Like the seven dwarves, the people of mediaeval Goslar went to the nearby mountain to work in its mine. They found silver ore and the city became so rich that an imperial palace was built there. The people lived in an array of half-timbered or tiled houses that draw photographers to this day. It would have been an ideal setting for the famous faiy tale.
The Altstadt, or old city, is surrounded by modern development now. On one side runs a small river, protected by the city wall. Any modern housing is beyond a ring road. Traffic is permitted in much of the Altstadt but is no danger to pedestrians because of a speed limit and the sound made on the cobbled streets. This is just as well because the footpaths are often narrow or non-existent.
We stayed not far from the Siemens house, where the influential industrial family had its origin. This might be called the giant in contrast to the dwarves. In at least two places a slab of rock is mounted, to show the silver ore. One is close to the tourist information centre in the market square. The other is beside what may been the miners’ church on the way to the mountain.
The market square has an amazing array of buildings, some now hotels or restaurants. A market hall resembles the more rustic one in Thaxted. It has an ornate external staircase leading to a balcony. Opposite is a building with sculptures of mediaeval worthies on its exterior.
Arriving on the Saturday after the aurumn equinox we found festivities in full swing. These were mainly for children but adults had music to enjoy and, of course, refreshments of all kinds. A great feature seems to be ice cream: several venues in the square or nearby were ice cafes. No one suffered from the competition, however. Waffles or pancakes seemed to be the chief accompaniment.

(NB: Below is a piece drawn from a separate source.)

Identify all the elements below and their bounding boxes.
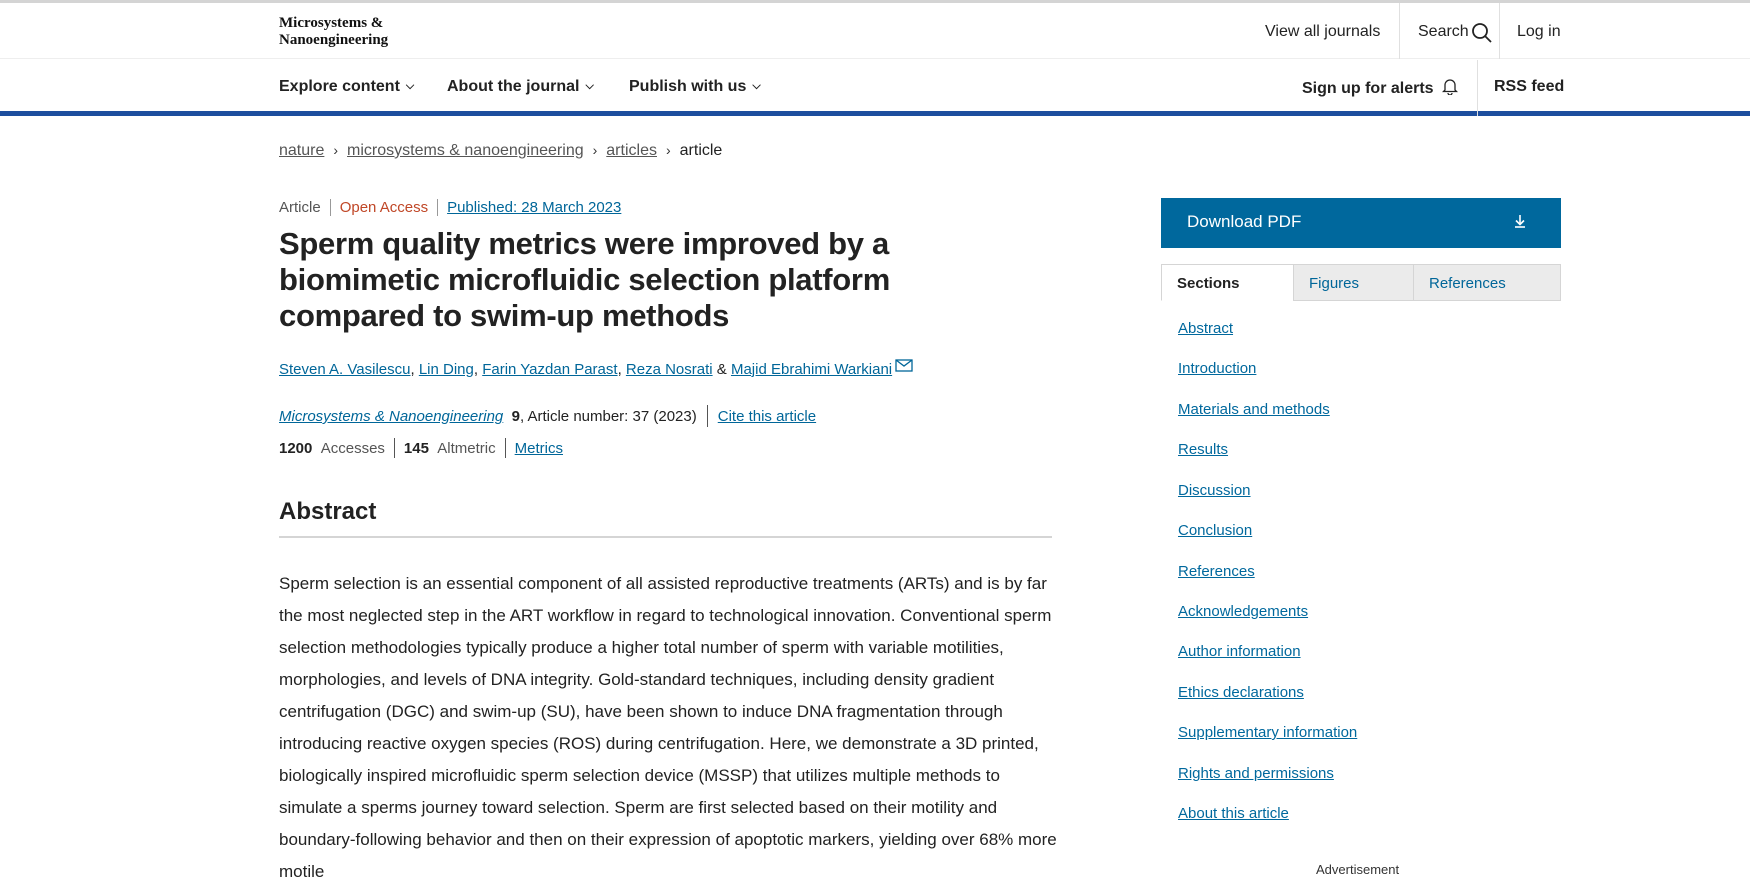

If all this seems quaint it should be noted that Goslar has an array of smart shops and is still a busy town, almost in spite of the tourists. It is peaceful and well worth a week’s holiday. We travelled by train on an Interrail ticket and the journey from Berlin took just under two hours.
Selecting photos was the most difficult part: beginning with what might serve as the wicked stepmother’s palace my offerings are a street corner beside the Siemens house, the balcony at the market hall, a couple of statues on a restaurant wall and Bergstrasse, the road to (in this case from) the mountain.